Tidy up? Wise up instead - should women be more like men
It's a truth universally acknowledged that men don't do housework. Eilis O'Hanlon doesn't blame them one bit
Being a woman, I'm supposed to enjoy nagging men about how little housework they do. You know the sort of thing. Magazines and newspapers are always banging on about it. Some feminist spends a thousand words complaining that her fella doesn't pick up his socks, or clean the sink, or run a hoover over the carpet on the stairs, and everyone's supposed to agree that it's the most awful injustice since that mad woman was forced to fling herself under the king's horse to protest about the lack of female volleyball on Sky Sports.
It's one of the fiercest front lines in the age-old battle of the sexes. One woman in Romania got so annoyed with her husband, when he refused to help around the house on International Women's Day this year, that she ripped off his testicles with her bare hands.
As you do.
If you're mental.
The thing is, though, that I don't blame men for not wanting to do any housework. Why would they? It's boring. It's thankless. Worst of all, it's never-ending. Your only reward for tidying up the house is that, a few days later, you have to do it again. Yippee. Not.

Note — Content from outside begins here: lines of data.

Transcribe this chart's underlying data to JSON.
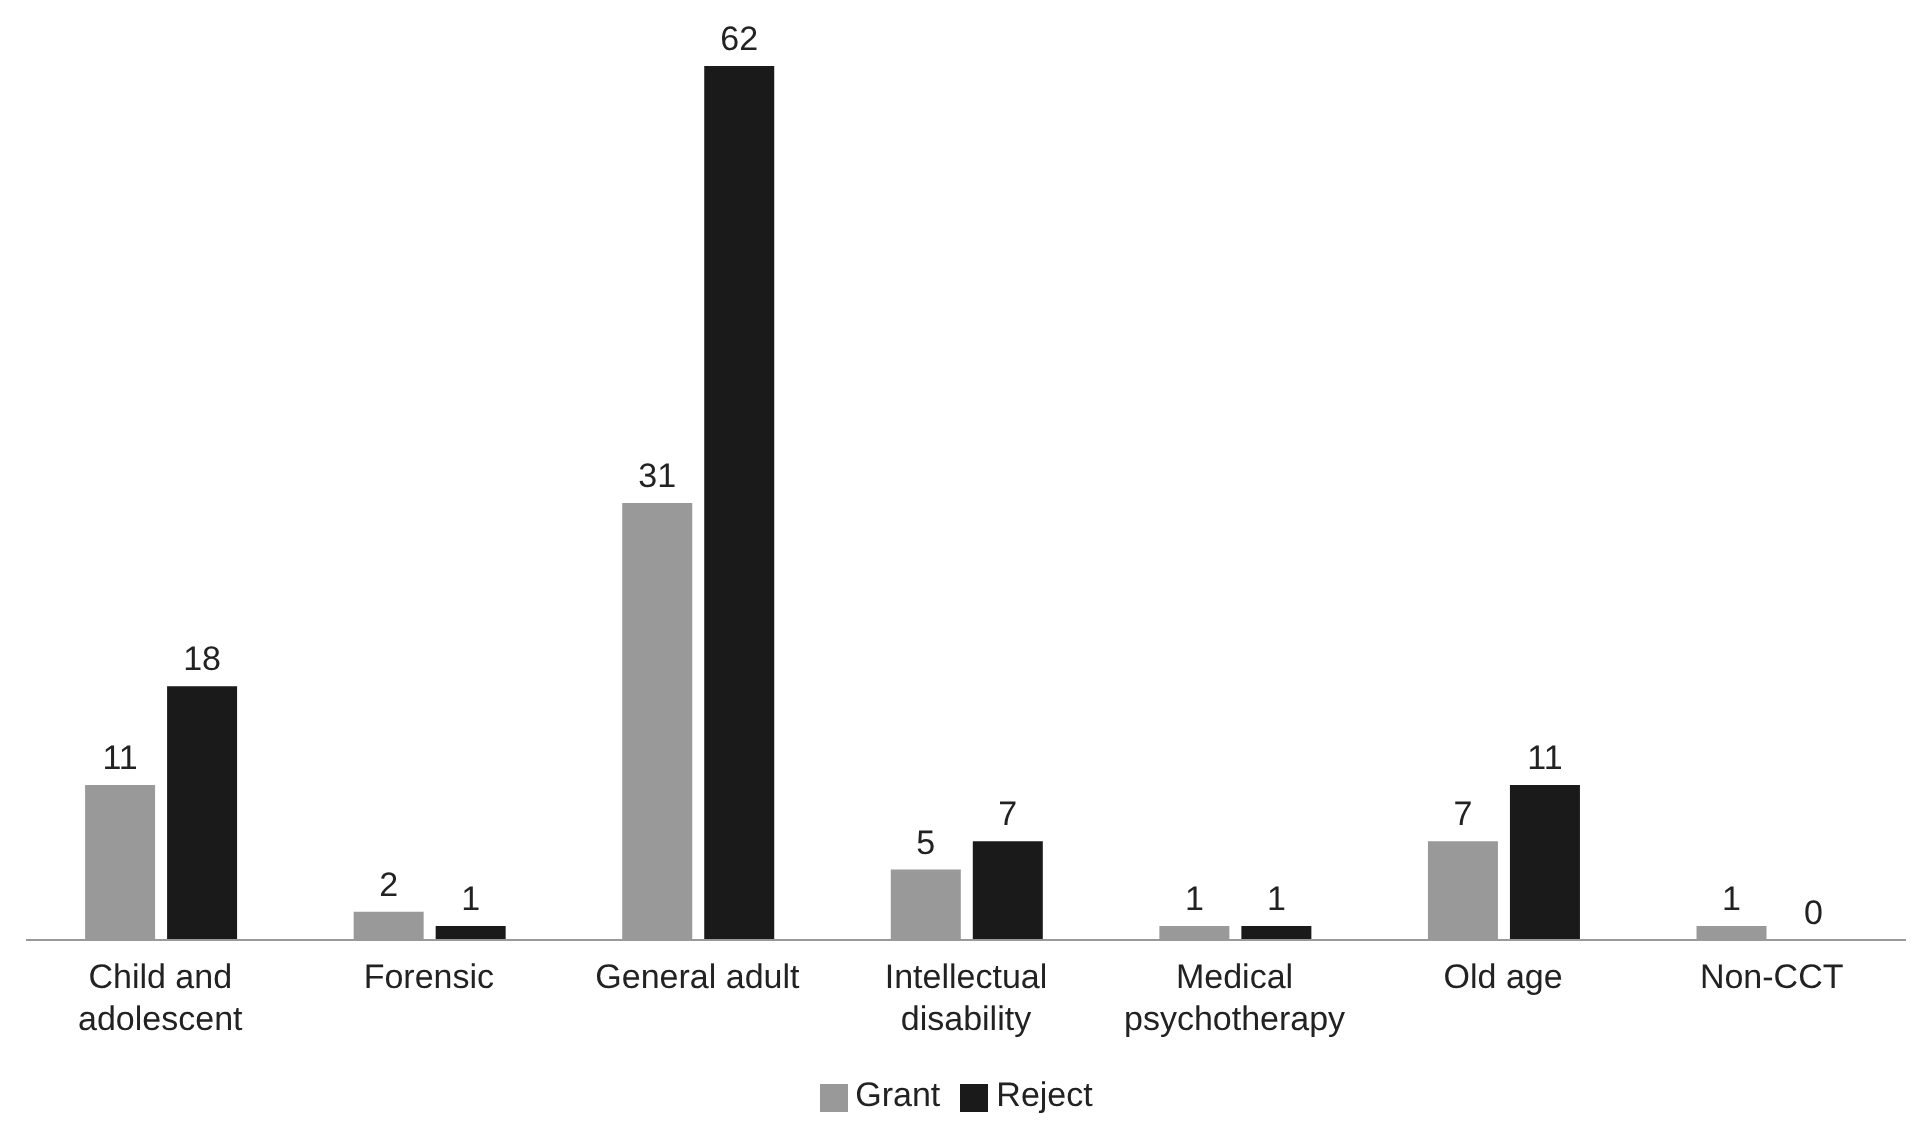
{
  "chart_data": {
    "type": "bar",
    "categories": [
      "Child and adolescent",
      "Forensic",
      "General adult",
      "Intellectual disability",
      "Medical psychotherapy",
      "Old age",
      "Non-CCT"
    ],
    "series": [
      {
        "name": "Grant",
        "color": "#999999",
        "values": [
          11,
          2,
          31,
          5,
          1,
          7,
          1
        ]
      },
      {
        "name": "Reject",
        "color": "#1a1a1a",
        "values": [
          18,
          1,
          62,
          7,
          1,
          11,
          0
        ]
      }
    ],
    "data_labels": true,
    "legend": "bottom",
    "grid": false
  }
}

If hair is purported to clean itself after not washing it for a few months, why shouldn't houses do the same? Men are simply waiting to test if that theory is true, but they never get a chance to find out, because some overly fastidious female always comes along, insisting that they put their dirty underthings in the washing machine.

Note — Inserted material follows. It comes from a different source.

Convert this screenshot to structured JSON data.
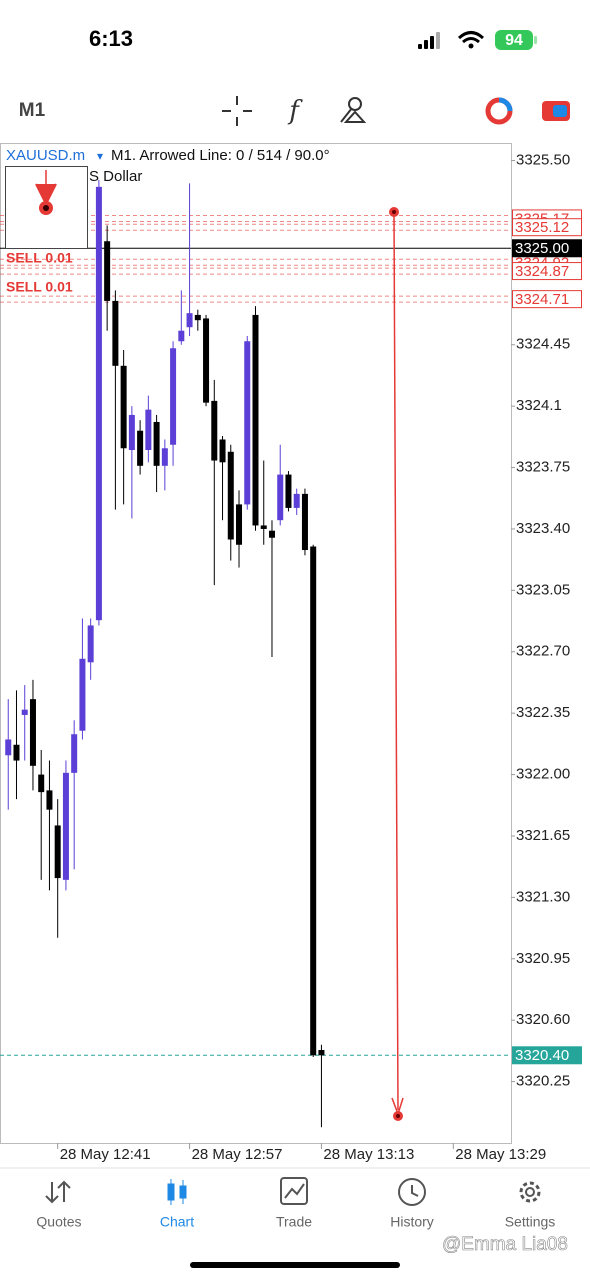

It's not that I like dirt. I hate it. But then, I'm not a man, and men just don't seem to feel the same way about it that women do. As a general rule, I mean, because, obviously, there are exceptions. Such as men who are trying to get a bit more action between the sheets, by pretending to be all progressive and gender-friendly.
I'm not knocking it.
Whatever works, right?
To most men, dirt simply seems to be a natural phenomenon, like gravity, and no one expects them to do anything about that, do they?
If they were constantly demanding that we cleaned the house from top to bottom every night when we come in from work, then, fair enough, they'd be the misogynist pigs that feminists always claim they are. But very few of them do. They only want to collapse onto a sofa and watch TV, and they'd be perfectly happy for their other halves to do likewise. In fact, they can't for the life of them understand why we don't.
Of course the house would quickly look like a tip, with mushrooms growing on the inside of the shower, but that's the point. Men still wouldn't care, as their feet started sticking to the carpet, and even the mice moved out in protest at the falling standards.
The real question, then, is: why do we expect men to be more like us, when an equally workable alternative, as Professor Higgins points out in My Fair Lady, is for us to be more like them?
Women could learn not to care about the sight of a pair of pants lying on the stairs for six weeks, or spaghetti Bolognese congealing on the plate, to the stage where it takes an industrial drill to get it off again. We could train ourselves up so that the sight of mould on the inside of coffee cups no longer revolted us to the core. Then we'd be as happy, smelly and downright disgusting as they are.
It's not as if the great campaigners for women's rights in the past gave a monkey's about the ironing, after all. They had better things to do. So do we, if only we'd wise up and admit it.
But would we be happy being happy? There's the rub. That would mean admitting that we might have been wrong all along in expecting men to see the world in the same way as women - and, if we were wrong about that, then who knows what else we might have been mistaken about as well?
Whatever equality was supposed to mean, it can't be about letting men just be themselves, otherwise what was the point of trying to improve them? If we're not happy with the way we are, why the hell should they be?